Looking for a way in which you can get in touch with the cultural side of Cape Town, and unsure where to start? Here are some key facts around the top eight Museums in Cape Town to help in your planning for an excellent cultural experience. Any of these museums and cultural attractions can be incorporated into a Cape Town History Tour or Cape Town City Tour.
A popular destination, to say the least, Robben Island became famous during the Apartheid era when thousands of freedom fighters from South Africa were arrested and incarcerated there for many years. When visiting the island, you have the option of going on a bus tour through various heritage sites, or you can first take a walking tour through the prison before heading onto the bus. You’ll also be able to see Robert Sobukwe’s home on the island, the Lime Quarry where the prisoners laboured, and the graveyard where some of the prisoners were buried.
Built in the 17th Century, the Castle of Good Hope is known for being the oldest colonial building in South Africa. The castle replaced the original structure, built by Jan van Riebeeck when he arrived in the Cape in 1652. The structure was the focal point for the Dutch colonists taking up residence in the Cape. The Cape at the time was used as a refueling station for ships on their way to and from the east on the ‘Spice Route’. They would stop to replenish their stocks from the locally grown produce before traveling to their next destination.
Some of the activities you can expect during your visit to the Castle include a guided tour of the grounds, exhibitions in the many multipurpose rooms as well as having the opportunity to watch some of the ceremonies like the firing of the signal cannon, which takes place daily.
The District Six Museum was set up as a visual display to show what people of colour living in this area went through in the 1970s when over 60,000 people were forcibly removed during the Apartheid era. The museum offers much more as it takes you on the journey that many lived during a difficult time.
There are a number of exhibitions worth visiting when attending the museum, as well as two District Six encounters. These include specific site visits, house visits, as well as planned interactions within the Museum.

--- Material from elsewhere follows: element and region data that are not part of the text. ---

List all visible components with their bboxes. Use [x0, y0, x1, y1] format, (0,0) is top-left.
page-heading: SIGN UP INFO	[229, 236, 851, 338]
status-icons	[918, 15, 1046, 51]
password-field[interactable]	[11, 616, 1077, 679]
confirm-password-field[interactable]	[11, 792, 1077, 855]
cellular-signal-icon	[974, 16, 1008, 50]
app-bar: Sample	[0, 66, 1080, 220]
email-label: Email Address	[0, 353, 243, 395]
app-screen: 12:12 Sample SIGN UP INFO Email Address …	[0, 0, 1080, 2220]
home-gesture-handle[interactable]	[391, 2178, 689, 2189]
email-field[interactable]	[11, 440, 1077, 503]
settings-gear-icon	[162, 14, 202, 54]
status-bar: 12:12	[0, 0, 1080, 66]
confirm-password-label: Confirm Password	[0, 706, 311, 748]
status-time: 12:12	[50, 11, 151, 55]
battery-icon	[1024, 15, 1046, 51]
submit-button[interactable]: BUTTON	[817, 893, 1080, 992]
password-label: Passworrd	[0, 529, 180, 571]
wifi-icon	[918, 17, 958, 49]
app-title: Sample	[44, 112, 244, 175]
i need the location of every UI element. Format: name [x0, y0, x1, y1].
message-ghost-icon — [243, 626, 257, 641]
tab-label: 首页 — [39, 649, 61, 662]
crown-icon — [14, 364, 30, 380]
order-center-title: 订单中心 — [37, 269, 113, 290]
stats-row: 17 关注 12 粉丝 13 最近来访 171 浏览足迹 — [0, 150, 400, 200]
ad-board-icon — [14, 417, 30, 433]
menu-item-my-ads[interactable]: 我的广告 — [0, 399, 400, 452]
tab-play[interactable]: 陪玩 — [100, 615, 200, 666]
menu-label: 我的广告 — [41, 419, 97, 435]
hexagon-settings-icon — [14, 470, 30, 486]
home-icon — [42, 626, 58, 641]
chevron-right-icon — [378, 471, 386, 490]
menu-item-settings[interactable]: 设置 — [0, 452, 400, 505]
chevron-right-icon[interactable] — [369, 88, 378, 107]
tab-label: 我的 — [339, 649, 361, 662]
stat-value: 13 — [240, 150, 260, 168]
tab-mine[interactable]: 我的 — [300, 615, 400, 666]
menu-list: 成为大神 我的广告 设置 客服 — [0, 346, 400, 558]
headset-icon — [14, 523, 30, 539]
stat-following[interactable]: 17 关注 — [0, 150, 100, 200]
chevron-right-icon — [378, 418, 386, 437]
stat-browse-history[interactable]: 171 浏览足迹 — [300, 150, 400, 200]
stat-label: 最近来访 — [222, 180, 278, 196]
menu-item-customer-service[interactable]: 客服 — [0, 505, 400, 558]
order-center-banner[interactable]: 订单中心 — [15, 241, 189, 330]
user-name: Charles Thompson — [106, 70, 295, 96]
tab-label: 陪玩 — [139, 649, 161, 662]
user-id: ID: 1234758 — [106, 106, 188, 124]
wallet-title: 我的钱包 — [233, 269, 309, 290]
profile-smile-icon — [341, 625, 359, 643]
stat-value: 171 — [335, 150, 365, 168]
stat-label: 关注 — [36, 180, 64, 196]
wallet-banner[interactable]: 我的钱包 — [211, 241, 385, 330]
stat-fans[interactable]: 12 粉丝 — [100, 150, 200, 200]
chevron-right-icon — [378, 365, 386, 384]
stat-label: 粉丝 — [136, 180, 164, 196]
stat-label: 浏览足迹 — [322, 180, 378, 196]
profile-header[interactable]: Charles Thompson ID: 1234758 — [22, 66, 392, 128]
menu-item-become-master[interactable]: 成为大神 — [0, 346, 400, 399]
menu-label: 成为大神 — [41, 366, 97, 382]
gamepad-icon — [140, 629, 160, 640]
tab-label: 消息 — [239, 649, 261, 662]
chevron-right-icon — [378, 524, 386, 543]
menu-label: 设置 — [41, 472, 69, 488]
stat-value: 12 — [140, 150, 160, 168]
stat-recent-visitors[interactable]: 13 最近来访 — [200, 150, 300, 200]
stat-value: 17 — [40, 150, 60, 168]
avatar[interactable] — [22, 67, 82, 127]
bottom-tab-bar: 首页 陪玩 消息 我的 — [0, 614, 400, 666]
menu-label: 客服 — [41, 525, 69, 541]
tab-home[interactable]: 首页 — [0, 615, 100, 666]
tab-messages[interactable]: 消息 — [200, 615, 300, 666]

Forming part of the list of the oldest buildings in the Cape, the Slave Lodge is home to a number of cultural experiences in South African history. Used for a number of purposes, the Slave Lodge was the home of Government buildings and the Supreme Court before it became a cultural museum.
Most of the exhibitions and installations on show deal with human rights, equality and the importance of remembering the past. As time has passed, the museum curators have included newer exhibitions that aim to raise awareness of human rights globally. These exhibitions can be found on the lower level of the museum.
A vibrant and bustling area near the heart of Cape Town, Bo-kaap is situated on the slopes of Signal hill overlooking the city. The area is well-known for being home to the Cape Malay people, many of whom are direct descendants of slaves brought to the Cape by the Dutch from the east. The museum showcases the local Islamic culture which has grown in the area.
Through the many colourful houses and cobbled streets, the area itself is definitely worth a visit. The museum is currently being changed to a social museum where it can tell the story of the many people who lived in the area during the Apartheid era.
From walking and cultural tours to have the opportunity to experience some cultural dining, you’re bound to have a unique experience when you visit the Chavonne Battery. The museum itself focuses on telling the story of South African history through photography and displays, including a photo exhibition of the late Nelson Mandela.
Providing a unique experience for its visitors, the Cape Town Holocaust Centre honors the many people, Jewish and otherwise, who were killed during World War II and those who fell victim to Nazism. The team working at the centre spent a large amount of time putting together exhibitions that will teach people about the prejudice, racism, and xenophobia many experienced during the holocaust itself.
At the Jewish Museum, you can expect to be taken through a variety of interactive displays and audio-visual presentations through the Jewish history of the country. From a community that formed a fundamental part in the formation of South Africa, the museum is also home to a collection of Netsuke. This is miniature Japanese art.
These are just eight of the historical sites you should add to your list when planning your cultural experience around the Cape. Each of them offers a truly unique experience that will make you appreciate the hardships many experienced in South Africa and the rest of the world.